Anchored by the principles of project-based learning and participatory research and practice, the master of arts in faith, culture, and educational leadership is a 45 credit hour degree—originally 54 credit hours—that can be completed via hybrid or residential coursework in as little as two years. This degree emphasizes methods, model, and approaches that ground contemporary educational and leadership practices in traditions of critical pedagogies, emancipatory education, social justice advocacy, U.S. civil rights, and global liberation movements. A two-semester practicum component (or supervised learning, formerly understood as field education) will help students to engage in conversation and reflection with peers, faculty, local practitioners, and vocational mentors on educational praxis in specific settings and contexts. This framework of participatory, reflective, consciousness-raising learning will be based on the Freirean “culture circle” model.

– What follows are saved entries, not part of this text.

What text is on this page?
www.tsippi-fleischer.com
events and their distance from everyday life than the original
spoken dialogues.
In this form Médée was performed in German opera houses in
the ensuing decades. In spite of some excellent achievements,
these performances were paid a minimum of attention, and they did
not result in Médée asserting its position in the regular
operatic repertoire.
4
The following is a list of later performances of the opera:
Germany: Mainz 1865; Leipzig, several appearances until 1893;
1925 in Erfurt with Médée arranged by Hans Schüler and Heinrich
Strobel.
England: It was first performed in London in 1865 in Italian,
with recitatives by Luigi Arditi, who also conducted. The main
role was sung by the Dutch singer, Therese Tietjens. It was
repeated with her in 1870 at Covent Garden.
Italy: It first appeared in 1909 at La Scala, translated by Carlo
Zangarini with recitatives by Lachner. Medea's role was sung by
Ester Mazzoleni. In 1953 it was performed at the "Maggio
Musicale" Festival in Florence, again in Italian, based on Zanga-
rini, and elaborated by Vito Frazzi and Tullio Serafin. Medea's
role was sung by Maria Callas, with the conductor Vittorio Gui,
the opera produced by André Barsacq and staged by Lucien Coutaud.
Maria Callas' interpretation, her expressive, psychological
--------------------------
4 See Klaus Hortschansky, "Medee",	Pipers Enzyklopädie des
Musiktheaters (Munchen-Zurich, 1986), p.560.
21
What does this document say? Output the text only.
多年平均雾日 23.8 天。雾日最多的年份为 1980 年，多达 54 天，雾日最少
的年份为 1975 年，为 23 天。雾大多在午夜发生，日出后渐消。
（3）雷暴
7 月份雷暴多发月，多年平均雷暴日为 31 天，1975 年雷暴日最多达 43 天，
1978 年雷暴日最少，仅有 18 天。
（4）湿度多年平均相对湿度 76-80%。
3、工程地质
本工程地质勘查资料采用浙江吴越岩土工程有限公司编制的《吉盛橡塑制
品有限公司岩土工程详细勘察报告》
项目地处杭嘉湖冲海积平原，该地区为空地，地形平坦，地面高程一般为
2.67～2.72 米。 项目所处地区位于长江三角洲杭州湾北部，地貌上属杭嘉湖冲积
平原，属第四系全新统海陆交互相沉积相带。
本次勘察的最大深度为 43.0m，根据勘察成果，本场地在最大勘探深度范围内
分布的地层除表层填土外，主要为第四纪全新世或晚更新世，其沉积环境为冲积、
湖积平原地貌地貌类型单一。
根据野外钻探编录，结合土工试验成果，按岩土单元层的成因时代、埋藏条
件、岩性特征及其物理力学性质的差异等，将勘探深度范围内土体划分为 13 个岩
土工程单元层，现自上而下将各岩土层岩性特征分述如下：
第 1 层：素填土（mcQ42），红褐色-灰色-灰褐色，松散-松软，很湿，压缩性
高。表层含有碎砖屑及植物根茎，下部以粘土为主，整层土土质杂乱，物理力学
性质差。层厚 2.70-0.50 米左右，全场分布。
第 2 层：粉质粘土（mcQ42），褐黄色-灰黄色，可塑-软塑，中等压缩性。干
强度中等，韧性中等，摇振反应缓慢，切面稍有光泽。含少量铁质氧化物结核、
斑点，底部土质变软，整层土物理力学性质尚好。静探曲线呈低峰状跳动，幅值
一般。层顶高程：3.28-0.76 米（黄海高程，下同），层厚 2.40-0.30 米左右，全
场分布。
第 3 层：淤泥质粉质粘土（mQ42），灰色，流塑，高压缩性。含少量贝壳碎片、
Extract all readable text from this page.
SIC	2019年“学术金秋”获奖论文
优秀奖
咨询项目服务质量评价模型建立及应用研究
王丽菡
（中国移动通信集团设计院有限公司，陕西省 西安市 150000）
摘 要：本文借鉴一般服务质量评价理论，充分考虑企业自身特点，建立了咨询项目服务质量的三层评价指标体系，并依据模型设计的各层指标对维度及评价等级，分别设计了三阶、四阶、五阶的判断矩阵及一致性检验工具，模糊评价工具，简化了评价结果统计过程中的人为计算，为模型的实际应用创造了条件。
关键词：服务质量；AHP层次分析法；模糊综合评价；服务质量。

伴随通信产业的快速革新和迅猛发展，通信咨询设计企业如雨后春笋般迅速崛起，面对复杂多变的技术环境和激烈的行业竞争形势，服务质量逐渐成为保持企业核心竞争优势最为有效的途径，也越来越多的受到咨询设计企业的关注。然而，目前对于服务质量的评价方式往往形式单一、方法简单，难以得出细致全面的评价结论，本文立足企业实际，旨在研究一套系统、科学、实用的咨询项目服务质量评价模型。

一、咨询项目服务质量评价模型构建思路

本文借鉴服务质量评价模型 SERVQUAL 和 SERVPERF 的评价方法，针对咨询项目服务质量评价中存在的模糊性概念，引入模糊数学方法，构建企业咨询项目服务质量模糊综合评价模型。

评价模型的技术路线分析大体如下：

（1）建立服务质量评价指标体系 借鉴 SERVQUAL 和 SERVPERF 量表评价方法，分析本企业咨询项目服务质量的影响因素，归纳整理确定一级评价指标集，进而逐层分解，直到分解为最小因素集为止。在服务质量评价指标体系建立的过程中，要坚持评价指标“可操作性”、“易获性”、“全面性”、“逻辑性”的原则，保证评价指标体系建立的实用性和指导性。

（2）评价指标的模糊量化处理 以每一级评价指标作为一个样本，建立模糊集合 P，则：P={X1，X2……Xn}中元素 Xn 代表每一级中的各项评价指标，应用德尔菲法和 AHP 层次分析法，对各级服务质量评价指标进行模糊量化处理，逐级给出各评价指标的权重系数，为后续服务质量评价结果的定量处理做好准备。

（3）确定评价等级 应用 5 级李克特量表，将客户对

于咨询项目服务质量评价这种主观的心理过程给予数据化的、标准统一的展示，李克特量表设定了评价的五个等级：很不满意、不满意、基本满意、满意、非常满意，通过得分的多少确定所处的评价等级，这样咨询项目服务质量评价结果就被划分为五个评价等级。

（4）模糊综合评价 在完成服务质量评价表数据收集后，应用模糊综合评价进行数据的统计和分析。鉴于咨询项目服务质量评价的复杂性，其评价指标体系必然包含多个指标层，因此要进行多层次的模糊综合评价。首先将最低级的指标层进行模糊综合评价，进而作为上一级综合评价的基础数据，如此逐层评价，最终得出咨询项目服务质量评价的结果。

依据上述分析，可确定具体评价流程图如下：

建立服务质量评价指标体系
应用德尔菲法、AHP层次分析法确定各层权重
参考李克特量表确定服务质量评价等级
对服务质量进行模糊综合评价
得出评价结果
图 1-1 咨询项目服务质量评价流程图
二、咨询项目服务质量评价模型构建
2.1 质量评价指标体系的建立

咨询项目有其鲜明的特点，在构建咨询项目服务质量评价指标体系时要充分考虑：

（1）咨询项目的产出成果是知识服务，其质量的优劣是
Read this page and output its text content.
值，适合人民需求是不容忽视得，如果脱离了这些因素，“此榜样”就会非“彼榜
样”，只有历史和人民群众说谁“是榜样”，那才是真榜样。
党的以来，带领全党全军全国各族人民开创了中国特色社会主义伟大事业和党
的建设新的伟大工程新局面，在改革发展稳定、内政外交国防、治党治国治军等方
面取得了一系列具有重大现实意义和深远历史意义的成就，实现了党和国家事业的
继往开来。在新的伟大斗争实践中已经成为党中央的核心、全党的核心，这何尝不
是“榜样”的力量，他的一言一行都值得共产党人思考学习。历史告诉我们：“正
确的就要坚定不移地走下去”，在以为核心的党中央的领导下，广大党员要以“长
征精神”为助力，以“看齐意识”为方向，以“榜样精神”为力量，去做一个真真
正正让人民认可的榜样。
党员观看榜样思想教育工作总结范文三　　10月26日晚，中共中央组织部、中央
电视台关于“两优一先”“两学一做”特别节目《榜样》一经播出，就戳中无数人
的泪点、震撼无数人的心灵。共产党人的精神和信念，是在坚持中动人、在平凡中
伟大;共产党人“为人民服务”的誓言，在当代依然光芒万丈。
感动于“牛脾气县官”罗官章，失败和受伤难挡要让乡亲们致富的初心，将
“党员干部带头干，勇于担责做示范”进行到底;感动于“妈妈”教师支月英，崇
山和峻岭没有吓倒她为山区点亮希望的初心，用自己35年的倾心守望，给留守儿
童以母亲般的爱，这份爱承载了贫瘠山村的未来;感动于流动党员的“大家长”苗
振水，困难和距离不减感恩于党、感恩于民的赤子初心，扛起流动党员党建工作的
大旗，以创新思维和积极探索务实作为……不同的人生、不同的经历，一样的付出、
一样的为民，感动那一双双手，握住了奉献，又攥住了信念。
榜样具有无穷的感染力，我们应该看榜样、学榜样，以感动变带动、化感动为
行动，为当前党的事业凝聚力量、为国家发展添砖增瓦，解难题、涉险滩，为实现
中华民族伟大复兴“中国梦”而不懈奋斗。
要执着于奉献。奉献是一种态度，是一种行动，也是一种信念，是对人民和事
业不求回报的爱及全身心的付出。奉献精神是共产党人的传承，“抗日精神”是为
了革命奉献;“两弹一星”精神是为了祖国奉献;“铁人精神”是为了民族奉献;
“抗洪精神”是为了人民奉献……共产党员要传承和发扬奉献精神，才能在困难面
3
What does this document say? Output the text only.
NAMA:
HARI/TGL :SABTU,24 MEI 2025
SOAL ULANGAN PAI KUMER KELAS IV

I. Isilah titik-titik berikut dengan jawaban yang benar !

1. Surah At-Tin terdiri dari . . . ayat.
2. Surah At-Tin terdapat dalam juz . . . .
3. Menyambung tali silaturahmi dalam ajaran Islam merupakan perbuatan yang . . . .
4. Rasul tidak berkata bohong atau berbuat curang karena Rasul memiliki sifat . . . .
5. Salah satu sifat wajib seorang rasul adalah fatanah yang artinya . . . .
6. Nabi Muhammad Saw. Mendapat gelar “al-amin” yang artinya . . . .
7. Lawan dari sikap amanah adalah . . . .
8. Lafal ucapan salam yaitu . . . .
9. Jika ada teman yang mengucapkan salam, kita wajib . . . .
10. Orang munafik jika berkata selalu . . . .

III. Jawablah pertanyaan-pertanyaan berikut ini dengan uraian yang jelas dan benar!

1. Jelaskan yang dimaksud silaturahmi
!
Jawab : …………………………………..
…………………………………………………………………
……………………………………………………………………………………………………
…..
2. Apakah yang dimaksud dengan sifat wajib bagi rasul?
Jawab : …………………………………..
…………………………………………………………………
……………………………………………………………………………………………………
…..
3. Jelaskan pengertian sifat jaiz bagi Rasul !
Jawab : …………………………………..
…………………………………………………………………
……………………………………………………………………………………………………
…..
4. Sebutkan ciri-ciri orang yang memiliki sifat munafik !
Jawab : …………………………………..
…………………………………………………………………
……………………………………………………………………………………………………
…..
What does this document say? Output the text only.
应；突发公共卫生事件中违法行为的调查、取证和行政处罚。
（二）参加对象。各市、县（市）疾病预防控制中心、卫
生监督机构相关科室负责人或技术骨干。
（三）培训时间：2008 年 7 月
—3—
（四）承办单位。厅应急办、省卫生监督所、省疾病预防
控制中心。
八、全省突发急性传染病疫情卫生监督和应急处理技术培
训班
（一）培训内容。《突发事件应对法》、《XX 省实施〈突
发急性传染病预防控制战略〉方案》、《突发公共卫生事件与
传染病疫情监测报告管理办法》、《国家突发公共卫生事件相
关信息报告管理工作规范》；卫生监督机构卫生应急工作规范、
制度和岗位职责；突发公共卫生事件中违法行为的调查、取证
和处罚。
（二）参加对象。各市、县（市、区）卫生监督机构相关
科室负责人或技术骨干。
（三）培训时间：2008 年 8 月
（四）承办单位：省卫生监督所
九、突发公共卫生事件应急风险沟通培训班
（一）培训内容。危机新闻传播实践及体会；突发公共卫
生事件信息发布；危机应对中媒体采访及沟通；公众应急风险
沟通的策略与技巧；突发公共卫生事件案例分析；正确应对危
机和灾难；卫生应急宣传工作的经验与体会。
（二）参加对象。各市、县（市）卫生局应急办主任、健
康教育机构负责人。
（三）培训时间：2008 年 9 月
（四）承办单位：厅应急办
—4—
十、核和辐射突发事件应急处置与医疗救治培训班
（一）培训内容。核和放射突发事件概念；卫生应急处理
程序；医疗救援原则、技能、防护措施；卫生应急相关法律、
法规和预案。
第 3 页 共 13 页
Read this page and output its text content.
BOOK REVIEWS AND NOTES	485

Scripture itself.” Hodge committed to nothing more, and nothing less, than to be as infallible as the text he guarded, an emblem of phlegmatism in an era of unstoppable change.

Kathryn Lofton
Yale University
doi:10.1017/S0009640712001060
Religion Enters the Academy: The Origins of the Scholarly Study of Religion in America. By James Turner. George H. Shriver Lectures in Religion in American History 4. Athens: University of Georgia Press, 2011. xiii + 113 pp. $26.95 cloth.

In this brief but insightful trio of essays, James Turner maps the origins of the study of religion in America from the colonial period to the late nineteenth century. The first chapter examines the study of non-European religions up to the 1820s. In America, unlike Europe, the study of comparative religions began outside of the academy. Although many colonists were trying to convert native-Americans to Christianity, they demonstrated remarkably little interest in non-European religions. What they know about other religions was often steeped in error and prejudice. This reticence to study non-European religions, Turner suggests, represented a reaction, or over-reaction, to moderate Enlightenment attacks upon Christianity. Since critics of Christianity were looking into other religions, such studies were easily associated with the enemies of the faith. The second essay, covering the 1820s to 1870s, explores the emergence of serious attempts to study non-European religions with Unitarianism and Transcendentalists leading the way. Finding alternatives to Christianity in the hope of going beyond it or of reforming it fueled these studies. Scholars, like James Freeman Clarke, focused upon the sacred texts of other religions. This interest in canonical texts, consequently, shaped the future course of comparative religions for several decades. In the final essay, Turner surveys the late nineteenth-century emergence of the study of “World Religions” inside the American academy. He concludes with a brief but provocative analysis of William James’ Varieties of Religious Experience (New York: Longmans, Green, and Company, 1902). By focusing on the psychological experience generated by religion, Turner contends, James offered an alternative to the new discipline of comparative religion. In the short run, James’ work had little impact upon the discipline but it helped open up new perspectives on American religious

The Master of Arts in Pastoral Care and Counseling: Chaplaincy and Spiritual Care Track


Announced in October 2021, the chaplaincy and spiritual care track in the master of arts in pastoral care and counseling is the newest degree initiative of the seminary. Best for those discerning ministry outside of professional counseling settings, the chaplaincy and spiritual care track will equip students for hospital, military, movement, prison, hospice, first responder, campus, and urban ministry. This track, a 48 credit hour program, will only be available in a hybrid modality (primarily online with some required residential coursework) and can be completed in as little as two years.


The Master of Arts in Public Ministry


Originally a 56 credit hour degree program, the master of arts in public ministry degree program now consists of 50 credit hours, enabling students greater flexibility with additional real-world application and formational accompaniment. Two cohort retreats have been incorporated into the requirements for all students, whether hybrid or residential. Held every August and January, these in-person retreats will focus on continuous communal orientation and formation. In addition, the field education requirement has been expanded to six credit hours from three, anchored by clear community-based pedagogies, encouraging students to further discern, test, and refine the practices of public ministry.